For Christine Hahn, one of the most beautiful rituals associated with “World Book Day” is going to the bookstore. As a door opener. “We want to show the children something of the world, make them want new books, and help them overcome their fear of the unknown.” The book gift that children receive as part of World Day may also contribute to this. The publishers are the Reading Foundation, Penguin Random House Verlagsgruppe, Deutsche Post and ZDF. The titles are bought by the bookstores, which then pass them on to the schoolchildren in exchange for a voucher.
This year’s volume of “I’ll give you a story” is called “Iva, Samo and the secret witch lake” and was realized according to the cradle-to-cradle principle, i.e. from completely recyclable materials. This also fits the content of Bettina Obrecht’s funny and eventful graphic novel with illustrations by Timo Grubing. Because it’s about smart water witches, environmental protection, annoying influencers, real estate speculators and unexpected new friendships.
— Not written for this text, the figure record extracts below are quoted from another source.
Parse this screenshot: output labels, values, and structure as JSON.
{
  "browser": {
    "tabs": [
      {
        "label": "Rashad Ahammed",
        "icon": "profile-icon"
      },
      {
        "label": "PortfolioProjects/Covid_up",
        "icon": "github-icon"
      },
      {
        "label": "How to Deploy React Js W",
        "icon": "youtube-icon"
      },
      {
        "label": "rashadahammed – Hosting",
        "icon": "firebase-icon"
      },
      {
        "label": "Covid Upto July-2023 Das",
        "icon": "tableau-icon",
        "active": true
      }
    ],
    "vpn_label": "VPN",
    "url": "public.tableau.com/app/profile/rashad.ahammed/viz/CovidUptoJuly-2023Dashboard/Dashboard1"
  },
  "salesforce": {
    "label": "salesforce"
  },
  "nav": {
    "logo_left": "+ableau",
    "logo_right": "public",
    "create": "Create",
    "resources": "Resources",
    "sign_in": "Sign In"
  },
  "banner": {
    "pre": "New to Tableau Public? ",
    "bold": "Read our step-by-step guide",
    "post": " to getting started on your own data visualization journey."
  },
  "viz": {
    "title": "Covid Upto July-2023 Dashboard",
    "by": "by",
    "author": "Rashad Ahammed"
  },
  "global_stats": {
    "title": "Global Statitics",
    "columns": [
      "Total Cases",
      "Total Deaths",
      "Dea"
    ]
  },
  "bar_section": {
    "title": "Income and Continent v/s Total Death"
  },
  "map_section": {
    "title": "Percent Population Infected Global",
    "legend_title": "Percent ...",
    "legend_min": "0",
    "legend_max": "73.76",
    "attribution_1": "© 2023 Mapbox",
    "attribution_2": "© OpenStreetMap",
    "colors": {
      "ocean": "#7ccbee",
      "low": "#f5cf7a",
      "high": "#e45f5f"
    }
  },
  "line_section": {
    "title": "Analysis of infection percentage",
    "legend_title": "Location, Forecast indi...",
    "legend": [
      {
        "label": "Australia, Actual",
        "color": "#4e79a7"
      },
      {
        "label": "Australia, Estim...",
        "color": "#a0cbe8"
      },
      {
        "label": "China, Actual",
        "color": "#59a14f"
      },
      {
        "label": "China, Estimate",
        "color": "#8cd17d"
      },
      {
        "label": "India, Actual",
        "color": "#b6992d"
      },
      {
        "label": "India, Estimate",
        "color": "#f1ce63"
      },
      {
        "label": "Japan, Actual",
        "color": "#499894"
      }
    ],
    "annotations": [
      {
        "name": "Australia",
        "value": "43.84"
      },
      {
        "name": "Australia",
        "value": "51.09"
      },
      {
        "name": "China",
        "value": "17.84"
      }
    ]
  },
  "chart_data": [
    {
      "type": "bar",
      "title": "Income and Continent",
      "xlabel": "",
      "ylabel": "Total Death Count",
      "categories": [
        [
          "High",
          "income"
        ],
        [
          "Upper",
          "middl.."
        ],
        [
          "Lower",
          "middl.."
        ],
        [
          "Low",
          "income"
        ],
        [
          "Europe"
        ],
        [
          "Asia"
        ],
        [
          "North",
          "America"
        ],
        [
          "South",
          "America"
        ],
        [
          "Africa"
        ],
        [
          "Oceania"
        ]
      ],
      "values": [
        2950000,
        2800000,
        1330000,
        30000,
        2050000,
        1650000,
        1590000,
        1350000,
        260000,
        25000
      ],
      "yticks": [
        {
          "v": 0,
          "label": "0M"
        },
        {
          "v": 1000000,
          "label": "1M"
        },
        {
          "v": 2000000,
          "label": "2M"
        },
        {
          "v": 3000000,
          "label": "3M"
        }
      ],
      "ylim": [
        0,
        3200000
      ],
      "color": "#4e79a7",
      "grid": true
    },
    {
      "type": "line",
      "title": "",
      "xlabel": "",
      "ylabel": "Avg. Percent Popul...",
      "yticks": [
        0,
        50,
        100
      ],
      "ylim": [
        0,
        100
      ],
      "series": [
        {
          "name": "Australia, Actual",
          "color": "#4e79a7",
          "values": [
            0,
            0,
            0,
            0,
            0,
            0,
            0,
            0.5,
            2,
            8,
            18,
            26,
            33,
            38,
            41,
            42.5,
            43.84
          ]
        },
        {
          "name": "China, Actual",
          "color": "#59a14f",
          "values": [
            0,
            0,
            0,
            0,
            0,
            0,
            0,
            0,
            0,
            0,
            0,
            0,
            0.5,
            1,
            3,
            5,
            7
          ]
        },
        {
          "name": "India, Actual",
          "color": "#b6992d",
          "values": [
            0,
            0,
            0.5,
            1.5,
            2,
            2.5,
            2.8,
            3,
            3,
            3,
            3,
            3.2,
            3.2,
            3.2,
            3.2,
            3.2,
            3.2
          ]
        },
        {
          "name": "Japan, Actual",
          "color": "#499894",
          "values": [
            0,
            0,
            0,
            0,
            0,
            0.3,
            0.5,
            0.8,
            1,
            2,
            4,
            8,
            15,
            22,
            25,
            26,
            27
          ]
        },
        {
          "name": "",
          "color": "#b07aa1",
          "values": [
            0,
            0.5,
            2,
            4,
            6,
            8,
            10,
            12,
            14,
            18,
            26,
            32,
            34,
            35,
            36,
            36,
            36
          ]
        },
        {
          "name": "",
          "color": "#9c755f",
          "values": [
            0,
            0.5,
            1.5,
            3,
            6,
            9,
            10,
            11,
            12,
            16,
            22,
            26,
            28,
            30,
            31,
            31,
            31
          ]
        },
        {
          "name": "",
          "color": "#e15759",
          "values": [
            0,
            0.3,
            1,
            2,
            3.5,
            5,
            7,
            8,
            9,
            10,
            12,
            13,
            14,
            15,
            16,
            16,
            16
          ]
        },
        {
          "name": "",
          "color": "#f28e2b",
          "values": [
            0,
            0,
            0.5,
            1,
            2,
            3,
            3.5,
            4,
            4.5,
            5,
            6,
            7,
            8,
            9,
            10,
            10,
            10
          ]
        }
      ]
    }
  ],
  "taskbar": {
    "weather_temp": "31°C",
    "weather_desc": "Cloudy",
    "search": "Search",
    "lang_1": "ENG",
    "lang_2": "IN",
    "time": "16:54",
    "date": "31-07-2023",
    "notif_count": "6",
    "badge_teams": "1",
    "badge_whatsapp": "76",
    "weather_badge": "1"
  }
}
Also lots of action.
Reading makes you smart
Leonhard and Vitus from 3b missed them a bit in their story about the dream of a trip to the moon, but they have great ideas for an exciting sequel themselves. Students can also immediately answer why something like today’s reading conference is so important: “It helps to have information.” “You know what’s in the newspaper.” “You’re much smarter if you can read.”
Overall, approval of this form of teaching is very high. Reading together is nicer because it’s not so boring. The conference leaders also received a lot of praise – they took their role seriously, says the teacher, before asking the participants to address their positive comments directly to those to whom they are intended.
At the end of this reading conference, in addition to the preparation of a reading, there is also a lesson in learning with fun and dealing with partnership. What better plea could there be for community reading?!